We drove up to the Hunter Valley for a quick overnight stay with the family and booked ourselves into the one-hat Bistro Molines restaurant, which is located down a gravel road in the aptly named Mount View. The elevated position of the restaurant at the top of a hill over idyllic vineyards makes for a gorgeous setting at dusk – which was around the time we arrived for our dinner.
The style of the decor is decidedly French provincial, with the many rustic touches matching well with the refined French menu. Best of all, you can drink wines straight from the onsite vineyard Tallavera Grove – we went for the 2014 Tallavera Grove Shiraz ($45 per bottle) which was a great pick for the food we ended up going for. The bonus was that from our table, we could even see the grapes that the wine had been made from!
We started off with a generous Charcuterie platter which was shared between four adults (and a couple of cultured kids belonging to our cousins) which was more than enough to get our tastebuds going, featuring an intensely rich Duck Liver Pate, slivers of moreish Parma Ham and spicy Salami, silky smooth Mortadella, a creamy Chicken and Pistachio Terrine and a surprisingly flavoursome Rabbit Rillette that even the kids enjoyed. The Pickled Vegetables on the side helped cut through all the flavours and reset our senses for the other starters.
Charcuterie of Robert’s Duck Liver Pate, Rabbit Rillette, Mortadella, Chicken and Pistachio Terrine, Parma Ham, Salami and Pickled Vegetables, $40
The Housemade Linguini was a star in the flavour stakes, packing a lot into the roasted tomato and piquillo pepper sauce that coated the pasta and the succulent fresh prawns.
Housemade Linguini tossed with Fresh Prawns, Wild Bush Basil, Roasted Tomato and Piquillo Pepper Sauce, $28
We also enjoyed the Seared Quail which had been cooked to perfection, with the juicy flesh paired with a fresh peach and walnut salad and slices of crispy pancetta for a burst of savoury flavour. Bistro Molines stayed true to their word – the quail was partially deboned already so that all the annoying little bones were gone, with just the larger bones left to keep the shape which were easily disposed of.
Seared Partially Deboned Quail with a Fresh Peach and Walnut Salad and Crisp Pancetta, $28
For mains, the boy went for the Fillet Mignon which was cooked medium rare so it stayed succulent, wrapped in a sliver of pancetta, drizzled with a red wine jus and bearnaise sauce. There was a creamy black garlic croquette on the side for the carb factor and sauteed spinach to make sure we had some greens on the plate.

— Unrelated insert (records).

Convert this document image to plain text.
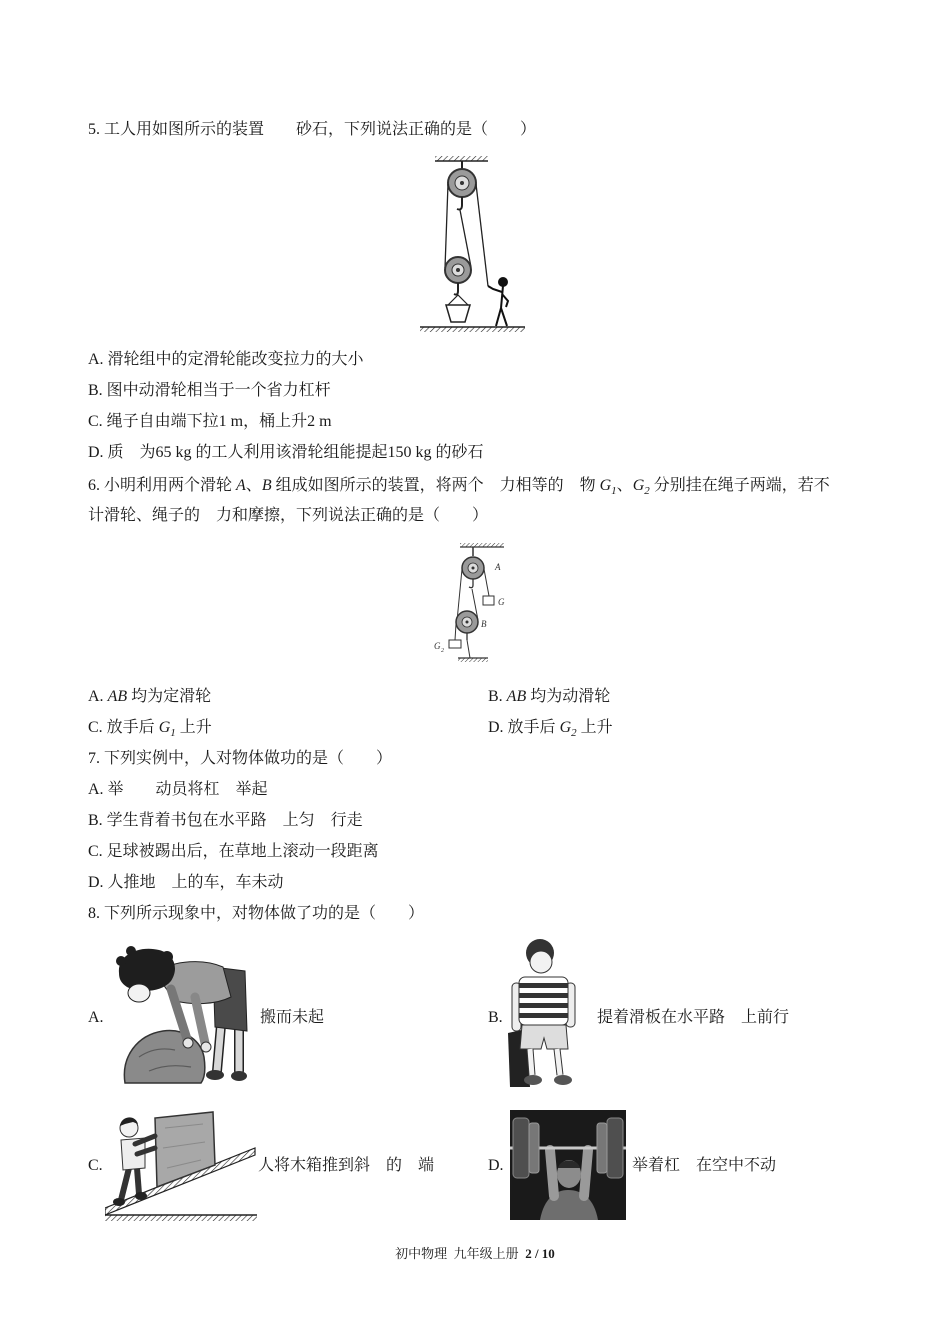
5. 工人用如图所示的装置　　砂石，下列说法正确的是（　　）
A. 滑轮组中的定滑轮能改变拉力的大小
B. 图中动滑轮相当于一个省力杠杆
C. 绳子自由端下拉1 m，桶上升2 m
D. 质　为65 kg 的工人利用该滑轮组能提起150 kg 的砂石
6. 小明利用两个滑轮 A、B 组成如图所示的装置，将两个　力相等的　物 $G_1$、$G_2$ 分别挂在绳子两端，若不
计滑轮、绳子的　力和摩擦，下列说法正确的是（　　）
A
G
B
G 2
A. AB 均为定滑轮	B. AB 均为动滑轮
C. 放手后 $G_1$ 上升	D. 放手后 $G_2$ 上升
7. 下列实例中，人对物体做功的是（　　）
A. 举　　动员将杠　举起
B. 学生背着书包在水平路　上匀　行走
C. 足球被踢出后，在草地上滚动一段距离
D. 人推地　上的车，车未动
8. 下列所示现象中，对物体做了功的是（　　）
A.	搬而未起	B.	提着滑板在水平路　上前行
C.	人将木箱推到斜　的　端	D.	举着杠　在空中不动
初中物理  九年级上册  2 / 10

Fillet Mignon, Sauteed Spinach, Black Garlic Croquette, Red Wine Jus and Bearnaise, $44
I decided to try the Ragout of Braised Oxtail which was a special on the night – I found it quite heavy and savoury as it had been braised for a long time, even when mixed through with the housemade pappardelle pasta and the fresh garden peas.
Ragout of Braised Oxtail tossed with Housemade Pappardelle Pasta and Garden Peas, $41
Onto desserts, we went for a mix of the fruitier desserts – starting with the delicious Passionfruit Parfait which was creamy, but served chilled like an almost ice cream that has a richer passionfruit flavour infused. It was served with fresh orange, blackberries and crushed pistachios.
Passionfruit Parfait, $18
The Coupe of Macerated Mango and Lychee pieces also featured soft meringue pieces which were a fluffy counterpoint to the fresh pineapple sorbet. A great summer dessert and a hit with the kids too.
Coupe of Macerated Mango and Lychee, $18
Their Old Style Creme Brulee was a classic done well – the caramelised sugar on top cracked satisfyingly and revealed a beautiful custard that wasn’t too eggy underneath, paired with the tart flavours of the stewed rhubarb on the side and a medley of fresh summer berries. The crunchy housemade pistachio biscuits on the side were also a nice touch.
Old Style Creme Brulee, $18
It’s easy to see why Bistro Molines has been awarded a hat by the Sydney Morning Herald Good Food Guide for 2017, it definitely ticks a lot of boxes for regional dining in an area renowned for its quality gourmet restaurants, especially their stellar selection of entrees.